He’d beaten her till the blood came.
Before that he’d never beaten her.
“Well, not hard, anyhow; only affectionately-like.
She’d howl a bit, and I had to shut the window. Then, of course, it ended as per usual.
But this time I’m done with her.
Only, to my mind, I ain’t punished her enough. See what I mean?”
He explained that it was about this he wanted my advice.
The lamp was smoking, and he stopped pacing up and down the room, to lower the wick.
I just listened, without speaking.
I’d had a whole bottle of wine to myself and my head was buzzing.
As I’d used up my cigarettes I was smoking Raymond’s.
Some late streetcars passed, and the last noises of the street died off with them.
Raymond went on talking.
What bored him was that he had “a sort of lech on her” as he called it.
But he was quite determined to teach her a lesson.
His first idea, he said, had been to take her to a hotel, and then call in the special police. He’d persuade them to put her on the register as a “common prostitute,” and that would make her wild.
Then he’d looked up some friends of his in the underworld, fellows who kept tarts for what they could make out of them, but they had practically nothing to suggest. Still, as he pointed out, that sort of thing should have been right up their street; what’s the good of being in that line if you don’t know how to treat a girl who’s let you down?

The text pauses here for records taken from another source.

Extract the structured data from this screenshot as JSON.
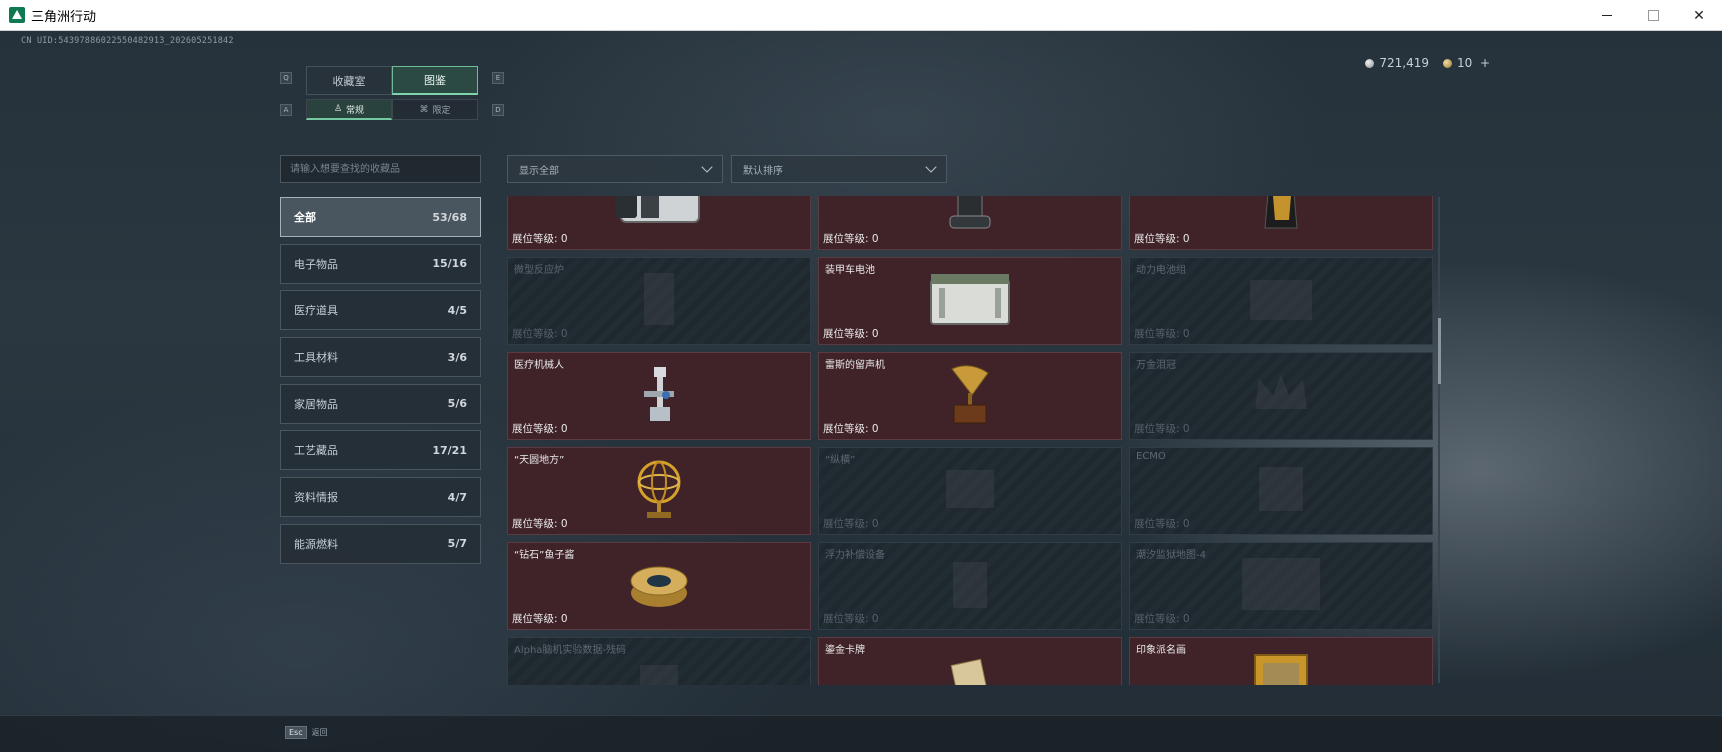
{
  "window": {
    "title": "三角洲行动",
    "minimize_label": "",
    "maximize_label": "",
    "close_label": "✕"
  },
  "uid": "CN UID:543978860225504829​13_202605251842",
  "currency": {
    "silver": "721,419",
    "gold": "10",
    "add": "+"
  },
  "tabs": [
    {
      "label": "收藏室",
      "active": false
    },
    {
      "label": "图鉴",
      "active": true
    }
  ],
  "tab_keys": {
    "left": "Q",
    "right": "E",
    "sub_left": "A",
    "sub_right": "D"
  },
  "subtabs": [
    {
      "label": "常规",
      "active": true
    },
    {
      "label": "限定",
      "active": false
    }
  ],
  "search": {
    "placeholder": "请输入想要查找的收藏品",
    "value": ""
  },
  "filters": {
    "display": "显示全部",
    "sort": "默认排序"
  },
  "categories": [
    {
      "label": "全部",
      "count": "53/68",
      "active": true
    },
    {
      "label": "电子物品",
      "count": "15/16"
    },
    {
      "label": "医疗道具",
      "count": "4/5"
    },
    {
      "label": "工具材料",
      "count": "3/6"
    },
    {
      "label": "家居物品",
      "count": "5/6"
    },
    {
      "label": "工艺藏品",
      "count": "17/21"
    },
    {
      "label": "资料情报",
      "count": "4/7"
    },
    {
      "label": "能源燃料",
      "count": "5/7"
    }
  ],
  "cards": [
    {
      "name": "",
      "level": "展位等级: 0",
      "owned": true,
      "icon": "camera-icon"
    },
    {
      "name": "",
      "level": "展位等级: 0",
      "owned": true,
      "icon": "robot-vacuum-icon"
    },
    {
      "name": "",
      "level": "展位等级: 0",
      "owned": true,
      "icon": "coffee-bag-icon"
    },
    {
      "name": "微型反应炉",
      "level": "展位等级: 0",
      "owned": false,
      "icon": "reactor-icon"
    },
    {
      "name": "装甲车电池",
      "level": "展位等级: 0",
      "owned": true,
      "icon": "battery-icon"
    },
    {
      "name": "动力电池组",
      "level": "展位等级: 0",
      "owned": false,
      "icon": "battery-pack-icon"
    },
    {
      "name": "医疗机械人",
      "level": "展位等级: 0",
      "owned": true,
      "icon": "medical-robot-icon"
    },
    {
      "name": "雷斯的留声机",
      "level": "展位等级: 0",
      "owned": true,
      "icon": "gramophone-icon"
    },
    {
      "name": "万金泪冠",
      "level": "展位等级: 0",
      "owned": false,
      "icon": "crown-icon"
    },
    {
      "name": "“天圆地方”",
      "level": "展位等级: 0",
      "owned": true,
      "icon": "armillary-sphere-icon"
    },
    {
      "name": "“纵横”",
      "level": "展位等级: 0",
      "owned": false,
      "icon": "game-board-icon"
    },
    {
      "name": "ECMO",
      "level": "展位等级: 0",
      "owned": false,
      "icon": "ecmo-machine-icon"
    },
    {
      "name": "“钻石”鱼子酱",
      "level": "展位等级: 0",
      "owned": true,
      "icon": "caviar-tin-icon"
    },
    {
      "name": "浮力补偿设备",
      "level": "展位等级: 0",
      "owned": false,
      "icon": "bcd-vest-icon"
    },
    {
      "name": "潮汐监狱地图-4",
      "level": "展位等级: 0",
      "owned": false,
      "icon": "map-icon"
    },
    {
      "name": "Alpha脑机实验数据-残码",
      "level": "展位等级: 0",
      "owned": false,
      "icon": "data-chip-icon"
    },
    {
      "name": "鎏金卡牌",
      "level": "展位等级: 0",
      "owned": true,
      "icon": "gold-card-icon"
    },
    {
      "name": "印象派名画",
      "level": "展位等级: 0",
      "owned": true,
      "icon": "painting-icon"
    }
  ],
  "footer": {
    "esc_key": "Esc",
    "esc_label": "返回"
  }
}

When he told them that, they suggested he should “brand” her.
But that wasn’t what he wanted, either.
It would need a lot of thinking out. ...
But, first, he’d like to ask me something.
Before he asked it, though, he’d like to have my opinion of the story he’d been telling, in a general way.
I said I hadn’t any, but I’d found it interesting.
Did I think she really had done him dirt? I had to admit it looked like that.
Then he asked me if I didn’t think she should be punished and what I’d do if I were in his shoes.
I told him one could never be quite sure how to act in such cases, but I quite understood his wanting her to suffer for it.
I drank some more wine, while Raymond lit another cigarette and began explaining what he proposed to do.
He wanted to write her a letter, “a real stinker, that’ll get her on the raw,” and at the same time make her repent of what she’d done.
Then, when she came back, he’d go to bed with her and, just when she was “properly primed up,” he’d spit in her face and throw her out of the room.
I agreed it wasn’t a bad plan; it would punish her, all right.
But, Raymond told me, he didn’t feel up to writing the kind of letter that was needed, and that was where I could help.
When I didn’t say anything, he asked me if I’d mind doing it right away, and I said, “No,” I’d have a shot at it.
He drank off a glass of wine and stood up.
Then he pushed aside the plates and the bit of cold pudding that was left, to make room on the table.
After carefully wiping the oilcloth, he got a sheet of squared paper from the drawer of his bedside table; after that, an envelope, a small red wooden penholder, and a square inkpot with purple ink in it.
The moment he mentioned the girl’s name I knew she was a Moor.
I wrote the letter.
I didn’t take much trouble over it, but I wanted to satisfy Raymond, as I’d no reason not to satisfy him.
Then I read out what I’d written.
Puffing at his cigarette, he listened, nodding now and then.
“Read it again, please,” he said.
He seemed delighted.
“That’s the stuff,” he chuckled. “I could tell you was a brainy sort, old boy, and you know what’s what.” At first I hardly noticed that “old boy.”
It came back to me when he slapped me on the shoulder and said,
“So now we’re pals, ain’t we?”
I kept silence and he said it again.
I didn’t care one way or the other, but as he seemed so set on it, I nodded and said, “Yes.”
He put the letter into the envelope and we finished off the wine.
Then both of us smoked for some minutes, without speaking.
The street was quite quiet, except when now and again a car passed.